Promenade théâtrale subjective en trois actes et autant de quartiers en ce mois de juin où Paris bouge encore sur scène. Honneur aux plus jeunes spectateurs, direction Saint-Ambroise où nous attend La Fiancée du Soleil à l’Aktéon Théâtre. Y a-t-il encore des parents de jeunes bambins parisiens qui ne connaissent pas ce dynamique théâtre de poche ? Rendez-vous ici avec un petit bijou de spectacle pour enfants, ciselé dans la tradition berbère, adaptation d’un conte moderne de Mouloud Mammeri. Jeu des trois comédiens, décors, costumes, musique (chant, guitare et bendir «en direct» font merveille), tout y est pour un voyage réussi en plein désert. Car cette pièce est un véritable oasis, dont les parents aussi ressortent rassasiés. «C’était au temps où l’on prenait le temps» nous promet le narrateur, alors installons-nous, car «il était une fois au pays du sable… »
La Fiancée du Soleil, jusqu’au 3 juillet à l’Aktéon Théâtre
Traversant sans peur les époques et les continents, nous voilà pour l’Echange sur la scène du Théâtre Mouffetard en Caroline du Sud, après la Guerre de Sécession. Diable qu’allions-nous faire dans cette galère ? L’auteur, Paul Claudel (Merci de ne pas réveiller ceux qui à la simple écoute du nom de Paul Claudel se sont endormis, à moins qu’ils ne gênent le voisinage), nous parle d’amour.
Non, plutôt du manque d’amour, de ce que l’homme et la femme font pour combler le manque, car la nature ayant toujours horreur du vide et le théâtre ne supportant pas la platitude de nos vies banales, les personnages ne manquent pas d’imagination. Voici donc deux couples, le premier aussi riche que le second est pauvre, le premier aussi malveillant et manipulateur que le second est pur et banal. Face à face, les propriétaires et les gardiens du domaine. Puisque le pouvoir de l’argent ne connaît pas de limites, le riche industriel convoite son employée.

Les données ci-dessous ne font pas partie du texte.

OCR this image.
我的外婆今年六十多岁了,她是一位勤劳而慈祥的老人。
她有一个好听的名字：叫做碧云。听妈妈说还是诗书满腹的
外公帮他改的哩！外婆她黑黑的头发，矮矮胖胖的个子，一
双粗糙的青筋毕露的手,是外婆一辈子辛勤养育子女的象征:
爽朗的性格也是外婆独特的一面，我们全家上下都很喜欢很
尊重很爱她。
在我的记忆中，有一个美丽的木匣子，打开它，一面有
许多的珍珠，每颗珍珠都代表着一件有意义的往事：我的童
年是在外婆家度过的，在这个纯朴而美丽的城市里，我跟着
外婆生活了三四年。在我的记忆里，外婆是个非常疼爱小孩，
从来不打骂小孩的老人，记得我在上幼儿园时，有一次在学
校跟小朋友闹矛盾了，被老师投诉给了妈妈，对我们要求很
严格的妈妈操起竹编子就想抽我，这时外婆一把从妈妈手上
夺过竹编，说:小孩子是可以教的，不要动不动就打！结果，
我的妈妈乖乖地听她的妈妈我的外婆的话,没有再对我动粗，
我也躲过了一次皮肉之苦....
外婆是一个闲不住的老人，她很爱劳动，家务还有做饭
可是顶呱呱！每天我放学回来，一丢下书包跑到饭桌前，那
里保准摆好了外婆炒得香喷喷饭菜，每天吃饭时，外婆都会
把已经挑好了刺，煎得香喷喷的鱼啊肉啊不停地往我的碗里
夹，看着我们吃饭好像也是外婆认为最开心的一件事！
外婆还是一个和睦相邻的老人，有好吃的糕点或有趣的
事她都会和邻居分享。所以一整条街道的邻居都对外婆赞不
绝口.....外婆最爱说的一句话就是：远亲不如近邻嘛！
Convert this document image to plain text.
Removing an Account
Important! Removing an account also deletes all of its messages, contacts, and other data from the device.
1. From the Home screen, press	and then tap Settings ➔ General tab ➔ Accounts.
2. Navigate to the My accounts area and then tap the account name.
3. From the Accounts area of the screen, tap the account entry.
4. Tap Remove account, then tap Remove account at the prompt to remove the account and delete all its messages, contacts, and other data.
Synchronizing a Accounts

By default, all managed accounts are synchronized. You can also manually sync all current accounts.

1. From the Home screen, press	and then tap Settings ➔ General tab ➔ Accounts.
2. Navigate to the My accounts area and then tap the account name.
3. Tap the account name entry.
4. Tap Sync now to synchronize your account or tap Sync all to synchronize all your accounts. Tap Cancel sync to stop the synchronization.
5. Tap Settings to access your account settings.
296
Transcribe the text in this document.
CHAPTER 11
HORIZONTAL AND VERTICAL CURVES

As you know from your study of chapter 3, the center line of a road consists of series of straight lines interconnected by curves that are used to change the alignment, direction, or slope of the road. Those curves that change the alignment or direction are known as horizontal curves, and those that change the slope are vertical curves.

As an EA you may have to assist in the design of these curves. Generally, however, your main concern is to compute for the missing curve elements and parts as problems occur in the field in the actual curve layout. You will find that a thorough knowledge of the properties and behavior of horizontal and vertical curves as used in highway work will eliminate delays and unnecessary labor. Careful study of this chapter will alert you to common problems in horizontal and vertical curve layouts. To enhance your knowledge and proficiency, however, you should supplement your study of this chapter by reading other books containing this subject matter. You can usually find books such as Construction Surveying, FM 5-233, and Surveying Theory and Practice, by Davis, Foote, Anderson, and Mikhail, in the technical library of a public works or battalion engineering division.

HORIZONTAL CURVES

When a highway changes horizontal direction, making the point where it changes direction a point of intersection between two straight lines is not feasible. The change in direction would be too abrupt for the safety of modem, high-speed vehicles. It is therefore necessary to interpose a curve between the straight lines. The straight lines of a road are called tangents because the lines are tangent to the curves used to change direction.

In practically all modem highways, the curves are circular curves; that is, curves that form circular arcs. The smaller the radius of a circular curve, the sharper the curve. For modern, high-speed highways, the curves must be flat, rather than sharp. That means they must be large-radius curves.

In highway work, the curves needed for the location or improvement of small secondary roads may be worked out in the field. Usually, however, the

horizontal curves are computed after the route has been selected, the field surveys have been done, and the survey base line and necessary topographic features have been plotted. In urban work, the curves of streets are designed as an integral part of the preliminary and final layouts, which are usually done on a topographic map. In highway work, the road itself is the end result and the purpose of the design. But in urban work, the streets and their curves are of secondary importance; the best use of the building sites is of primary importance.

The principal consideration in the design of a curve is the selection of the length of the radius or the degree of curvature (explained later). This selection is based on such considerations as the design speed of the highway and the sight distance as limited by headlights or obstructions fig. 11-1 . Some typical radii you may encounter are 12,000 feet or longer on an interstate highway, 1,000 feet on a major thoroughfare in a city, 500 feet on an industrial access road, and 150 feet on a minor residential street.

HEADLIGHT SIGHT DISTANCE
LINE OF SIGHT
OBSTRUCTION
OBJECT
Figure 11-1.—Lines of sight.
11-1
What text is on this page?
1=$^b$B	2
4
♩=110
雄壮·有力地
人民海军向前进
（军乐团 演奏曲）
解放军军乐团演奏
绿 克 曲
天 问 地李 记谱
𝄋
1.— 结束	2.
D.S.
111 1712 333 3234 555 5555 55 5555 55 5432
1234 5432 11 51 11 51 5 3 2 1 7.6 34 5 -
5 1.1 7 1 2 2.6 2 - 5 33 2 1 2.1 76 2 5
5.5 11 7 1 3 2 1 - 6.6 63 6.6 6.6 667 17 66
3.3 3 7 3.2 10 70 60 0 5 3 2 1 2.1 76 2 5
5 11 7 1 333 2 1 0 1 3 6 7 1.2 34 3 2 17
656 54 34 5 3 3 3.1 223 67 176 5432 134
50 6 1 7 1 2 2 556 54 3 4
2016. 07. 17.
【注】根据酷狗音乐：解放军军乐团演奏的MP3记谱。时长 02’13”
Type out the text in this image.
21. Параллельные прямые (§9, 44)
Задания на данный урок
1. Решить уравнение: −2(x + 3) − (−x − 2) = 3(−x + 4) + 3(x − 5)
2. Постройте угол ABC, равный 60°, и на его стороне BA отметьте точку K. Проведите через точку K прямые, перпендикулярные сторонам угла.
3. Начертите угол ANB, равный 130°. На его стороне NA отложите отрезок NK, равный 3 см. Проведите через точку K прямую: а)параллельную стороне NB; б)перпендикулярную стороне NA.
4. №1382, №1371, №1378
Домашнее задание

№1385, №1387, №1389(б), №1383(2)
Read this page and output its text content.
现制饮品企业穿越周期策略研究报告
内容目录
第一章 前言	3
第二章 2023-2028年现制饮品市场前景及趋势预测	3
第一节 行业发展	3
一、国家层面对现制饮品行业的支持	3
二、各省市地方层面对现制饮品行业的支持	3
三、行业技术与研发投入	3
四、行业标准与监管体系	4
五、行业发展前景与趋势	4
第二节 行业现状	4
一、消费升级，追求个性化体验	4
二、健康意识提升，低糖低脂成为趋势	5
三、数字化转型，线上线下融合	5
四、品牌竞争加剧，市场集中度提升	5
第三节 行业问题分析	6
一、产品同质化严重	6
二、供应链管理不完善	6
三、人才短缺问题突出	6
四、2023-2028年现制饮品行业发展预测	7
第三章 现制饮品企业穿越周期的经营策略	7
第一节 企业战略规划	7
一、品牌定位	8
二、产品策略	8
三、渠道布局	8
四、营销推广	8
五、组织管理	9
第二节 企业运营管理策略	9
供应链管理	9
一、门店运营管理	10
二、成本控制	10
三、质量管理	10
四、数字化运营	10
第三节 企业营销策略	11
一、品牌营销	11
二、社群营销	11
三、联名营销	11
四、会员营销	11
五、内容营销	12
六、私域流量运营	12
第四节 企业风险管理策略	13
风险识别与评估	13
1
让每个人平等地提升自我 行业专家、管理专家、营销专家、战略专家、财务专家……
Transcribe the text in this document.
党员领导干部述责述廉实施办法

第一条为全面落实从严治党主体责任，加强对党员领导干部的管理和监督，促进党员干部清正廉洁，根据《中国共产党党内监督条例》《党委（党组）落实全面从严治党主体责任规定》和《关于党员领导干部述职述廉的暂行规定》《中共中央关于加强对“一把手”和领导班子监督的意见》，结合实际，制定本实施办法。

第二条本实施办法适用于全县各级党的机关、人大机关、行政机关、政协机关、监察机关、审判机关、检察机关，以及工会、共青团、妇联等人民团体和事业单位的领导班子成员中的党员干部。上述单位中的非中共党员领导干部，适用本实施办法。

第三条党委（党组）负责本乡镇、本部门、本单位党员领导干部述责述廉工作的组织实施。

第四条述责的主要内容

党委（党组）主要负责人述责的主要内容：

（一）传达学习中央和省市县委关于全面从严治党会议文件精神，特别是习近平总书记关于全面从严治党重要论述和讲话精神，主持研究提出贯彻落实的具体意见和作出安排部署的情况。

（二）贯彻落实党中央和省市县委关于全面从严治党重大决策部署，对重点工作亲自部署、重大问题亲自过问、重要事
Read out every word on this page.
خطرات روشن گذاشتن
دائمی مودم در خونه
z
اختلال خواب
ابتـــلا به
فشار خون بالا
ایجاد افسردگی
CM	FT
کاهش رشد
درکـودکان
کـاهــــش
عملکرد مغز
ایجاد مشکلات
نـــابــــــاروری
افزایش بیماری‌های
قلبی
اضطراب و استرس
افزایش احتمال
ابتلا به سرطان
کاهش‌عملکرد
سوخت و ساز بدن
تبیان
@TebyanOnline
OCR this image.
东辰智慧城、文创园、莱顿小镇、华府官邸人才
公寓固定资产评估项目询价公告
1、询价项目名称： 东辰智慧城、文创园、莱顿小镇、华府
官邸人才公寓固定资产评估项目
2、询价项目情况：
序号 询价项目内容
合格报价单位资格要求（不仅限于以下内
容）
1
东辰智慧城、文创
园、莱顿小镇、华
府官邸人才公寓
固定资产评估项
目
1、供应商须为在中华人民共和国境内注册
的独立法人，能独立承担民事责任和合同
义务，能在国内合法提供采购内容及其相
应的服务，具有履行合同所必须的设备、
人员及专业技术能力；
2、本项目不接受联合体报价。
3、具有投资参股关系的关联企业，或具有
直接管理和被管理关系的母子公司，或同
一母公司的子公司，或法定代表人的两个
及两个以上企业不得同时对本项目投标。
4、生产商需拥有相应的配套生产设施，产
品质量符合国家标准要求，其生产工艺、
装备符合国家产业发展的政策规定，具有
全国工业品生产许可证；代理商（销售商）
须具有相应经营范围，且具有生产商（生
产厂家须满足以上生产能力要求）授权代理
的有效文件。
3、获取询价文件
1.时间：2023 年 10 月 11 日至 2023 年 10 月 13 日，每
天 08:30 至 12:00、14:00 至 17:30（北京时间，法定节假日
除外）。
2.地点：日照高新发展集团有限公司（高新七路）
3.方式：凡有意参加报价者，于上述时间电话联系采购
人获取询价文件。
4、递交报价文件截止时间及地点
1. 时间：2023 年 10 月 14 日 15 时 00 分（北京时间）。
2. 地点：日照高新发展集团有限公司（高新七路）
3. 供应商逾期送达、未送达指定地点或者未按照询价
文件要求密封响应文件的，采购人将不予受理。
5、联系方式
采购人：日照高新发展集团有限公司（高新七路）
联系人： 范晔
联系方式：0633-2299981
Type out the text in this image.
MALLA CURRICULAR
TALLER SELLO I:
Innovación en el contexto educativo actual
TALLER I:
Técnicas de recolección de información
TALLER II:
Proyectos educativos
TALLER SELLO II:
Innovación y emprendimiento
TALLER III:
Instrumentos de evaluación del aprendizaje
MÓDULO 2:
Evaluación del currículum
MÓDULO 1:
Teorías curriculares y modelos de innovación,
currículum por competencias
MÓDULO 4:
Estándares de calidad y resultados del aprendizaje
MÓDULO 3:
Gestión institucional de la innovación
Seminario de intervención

Les quatre comédiens, dont le metteur en scène Xavier Lemaire parfait en maître arrogant, servent une écriture tranchante où comme le souligne le livret «la méchanceté (répond) à la bonté» et «l’attirance et la soumission à l’argent (sont comme un) cancer de l’amour». C’est vicieux à souhait.
L’Echange, jusqu’au 3 juillet au Théâtre Mouffetard
Troisième et dernière étape de notre voyage théâtral en attendant les festivals estivaux, retour à la douceur, toujours Rive Gauche pour le théâtre et toujours aux Etats-Unis sur la scène. Au Lucernaire, on saute quelques décennies pour Love Letters, duo sans dialogues, deux monologues, ou plutôt un échange (encore, mais un vrai celui-ci) de correspondances. Ces «lettres d’amour» sont échangées au fil de six décennies par un homme et une femme qui se cherchent sans jamais s’abandonner l’un à l’autre. Ils sont proches, très proches, puis s’éloignent, se perdent de vue, se fâchent et se réconcilient.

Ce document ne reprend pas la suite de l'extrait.